Can Detroit offer Umbrian hills bathed in sunlight and warmth, abundant with Italian wine, truffles, and cashmere? Maybe not. Assuredly not.

But can Detroit offer something else, something bigger? Is it a place where someone could pursue a return to humanism, knowledge, growth, and freedom?

This is vague and undefined. It is entirely possible you've read both blog posts and you have no idea what Clean Slate Detroit is. But there are some of you who read this and start to dream a little. Vague means wide open. Here's what we want you to start thinking about- what would your life look like if you didn't have to pay your credit card bills, your rent payment, your mortgage, and your school loans? What would it look like if you had time to cook at night? Take a walk during the day? Volunteer? Start doing what you WANT to do rather than what you have to do? What would it look like if you felt like you were actually helping the world, rather than just getting by from day to day? If you've got ideas, we want to know about them. If you have complaints with what your life has become, we want to know about those too. And if reading about Solomeo has sparked your interest, and you're starting to catch on that there is a different way to live, let us know, because we are looking for co-dreamers. It takes a village...
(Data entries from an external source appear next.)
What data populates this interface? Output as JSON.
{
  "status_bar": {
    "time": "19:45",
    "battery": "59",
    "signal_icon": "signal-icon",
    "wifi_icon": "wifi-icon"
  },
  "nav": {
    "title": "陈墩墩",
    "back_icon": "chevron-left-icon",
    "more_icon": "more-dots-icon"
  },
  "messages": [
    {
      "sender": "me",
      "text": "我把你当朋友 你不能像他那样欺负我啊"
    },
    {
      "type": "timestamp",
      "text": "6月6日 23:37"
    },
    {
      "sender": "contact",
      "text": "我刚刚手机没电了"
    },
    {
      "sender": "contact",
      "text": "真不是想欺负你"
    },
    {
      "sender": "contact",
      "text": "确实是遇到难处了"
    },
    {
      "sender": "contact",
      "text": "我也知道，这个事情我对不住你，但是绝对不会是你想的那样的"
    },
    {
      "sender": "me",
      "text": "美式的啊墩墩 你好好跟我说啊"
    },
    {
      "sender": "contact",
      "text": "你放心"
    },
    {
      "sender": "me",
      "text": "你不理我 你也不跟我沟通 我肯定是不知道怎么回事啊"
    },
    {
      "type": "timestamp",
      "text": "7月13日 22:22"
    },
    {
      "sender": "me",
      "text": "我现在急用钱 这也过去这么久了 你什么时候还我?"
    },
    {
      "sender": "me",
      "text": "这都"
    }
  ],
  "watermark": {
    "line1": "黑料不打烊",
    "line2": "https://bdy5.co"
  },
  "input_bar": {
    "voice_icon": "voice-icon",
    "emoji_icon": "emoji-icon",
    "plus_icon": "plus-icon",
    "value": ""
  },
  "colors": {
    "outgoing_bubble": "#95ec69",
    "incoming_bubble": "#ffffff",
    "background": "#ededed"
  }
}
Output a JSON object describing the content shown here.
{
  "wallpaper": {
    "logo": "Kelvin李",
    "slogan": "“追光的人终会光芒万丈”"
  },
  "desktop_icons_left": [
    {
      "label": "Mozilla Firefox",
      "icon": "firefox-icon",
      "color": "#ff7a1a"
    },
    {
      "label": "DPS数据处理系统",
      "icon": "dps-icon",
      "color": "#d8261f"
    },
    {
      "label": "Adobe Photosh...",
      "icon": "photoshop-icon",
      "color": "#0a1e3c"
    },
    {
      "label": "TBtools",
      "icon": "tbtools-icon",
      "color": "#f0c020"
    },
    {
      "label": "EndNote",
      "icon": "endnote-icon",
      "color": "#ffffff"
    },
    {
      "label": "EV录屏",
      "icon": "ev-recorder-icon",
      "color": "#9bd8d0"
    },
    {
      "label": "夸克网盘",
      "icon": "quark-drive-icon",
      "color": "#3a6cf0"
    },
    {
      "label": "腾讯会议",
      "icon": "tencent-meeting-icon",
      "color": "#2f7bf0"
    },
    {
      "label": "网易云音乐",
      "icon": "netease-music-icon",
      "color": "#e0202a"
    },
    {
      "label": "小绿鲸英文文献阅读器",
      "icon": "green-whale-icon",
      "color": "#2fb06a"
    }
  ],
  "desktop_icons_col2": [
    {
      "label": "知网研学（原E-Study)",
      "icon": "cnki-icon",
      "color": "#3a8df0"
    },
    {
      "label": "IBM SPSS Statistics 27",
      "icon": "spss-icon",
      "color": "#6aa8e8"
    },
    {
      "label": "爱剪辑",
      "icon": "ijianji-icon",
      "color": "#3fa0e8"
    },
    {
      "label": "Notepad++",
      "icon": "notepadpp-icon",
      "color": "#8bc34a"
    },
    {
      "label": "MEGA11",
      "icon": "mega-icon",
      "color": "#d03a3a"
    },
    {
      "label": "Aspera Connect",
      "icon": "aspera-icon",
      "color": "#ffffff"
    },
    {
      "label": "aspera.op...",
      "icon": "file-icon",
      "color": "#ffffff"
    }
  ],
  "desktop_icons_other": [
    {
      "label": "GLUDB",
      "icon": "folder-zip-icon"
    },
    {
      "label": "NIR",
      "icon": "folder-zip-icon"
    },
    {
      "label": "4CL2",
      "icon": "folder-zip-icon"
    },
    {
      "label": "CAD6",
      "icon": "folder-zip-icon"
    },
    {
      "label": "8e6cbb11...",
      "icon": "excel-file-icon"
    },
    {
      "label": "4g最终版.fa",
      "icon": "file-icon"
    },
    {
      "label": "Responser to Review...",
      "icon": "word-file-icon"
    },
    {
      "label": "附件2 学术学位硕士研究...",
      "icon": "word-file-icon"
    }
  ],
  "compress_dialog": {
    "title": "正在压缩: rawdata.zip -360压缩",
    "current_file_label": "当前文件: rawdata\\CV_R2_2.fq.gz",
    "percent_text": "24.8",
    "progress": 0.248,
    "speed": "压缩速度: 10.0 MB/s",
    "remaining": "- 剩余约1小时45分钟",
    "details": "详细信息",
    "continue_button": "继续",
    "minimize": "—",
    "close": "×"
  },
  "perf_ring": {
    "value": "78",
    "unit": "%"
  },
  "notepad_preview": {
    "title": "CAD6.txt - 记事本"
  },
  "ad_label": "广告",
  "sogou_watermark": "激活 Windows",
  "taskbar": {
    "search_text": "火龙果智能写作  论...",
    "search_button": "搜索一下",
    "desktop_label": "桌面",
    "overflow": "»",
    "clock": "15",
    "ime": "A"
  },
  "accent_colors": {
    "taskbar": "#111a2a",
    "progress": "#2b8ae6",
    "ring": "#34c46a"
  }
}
Read the Travel and Leisure story for yourself at http://www.travelandleisure.com/articles/creating-an-italian-cashmere-kingdom-in-umbria/1/

And for a treat, visit Brunello Cucinelli's website at http://www.brunellocucinelli.it/index.php?lingua=2

Monday, October 26, 2009

Desire a clean slate? Join the ever-growing club...

My husband and I are young professionals, and we've grown increasingly mired in and disillusioned by the trappings of the industrialized and globalized world - we cringe at the debt that has become so customary and casual for people in Western societies (debt that we are all too familiar with), the seeming lack of choice for young people, and the lack of beauty (or rather, the lack of the pursuit of beauty) that plagues our society.

We have had conversations with so many of our peers, friends, and co-workers lately regarding their desire to return to the land, to live a life free of debt and excess, to rediscover the simple gorgeousness of life through good food, beauty, art, music, honest work, and genuine pleasure. We have a desire to start something, to foster some sort of rebirth in our generation, culture, and world.



We want it, our friends want it, and Detroit needs it.

Detroit was once the backbone of America and the very life-force of our industry. What is it today? What does it desire? Is this once-mighty city very different from the 22 year old who graduates with $100,000 in school loans from a private school, who recently was brimming with optimism but has been rejected by countless potential employers? Is Detroit so different from the 28 year old teacher who was laid off last year because of a budget deficit?



Detroit is hungry for a new start. You are hungry for a new start. But you can't move to this odd sort of promised land- this frontier- because you worry about your bills. You don't have the luxury of worrying about how you could help, how you could thrive, how you could finally own a house, learn to cook, volunteer, build a community, or seriously decrease the amount of time you spend staring at your computer in a given day. You think about your debt.


That is not living- and it's also not working.

We have a vision. This vision involves young people -in age and at heart- who want to commit to important work, aspire to change and help, who need assistance in getting out of these trappings that society has so willingly handed them but who are so capable of helping society in return. We are preparing a multi-faceted plan and approach which involves financing, government support, benefactors and sponsors, and a whole host of energetic and capable people who can begin the important work of revitalization.

How do you fit in? What are your talents that the world could benefit from. If you didn't have to pay whatever you're paying for your monthly debt, what could you do? How could you help? How would this change help you grow and settle into happiness, peace, simplicity?



What would a clean slate mean for you?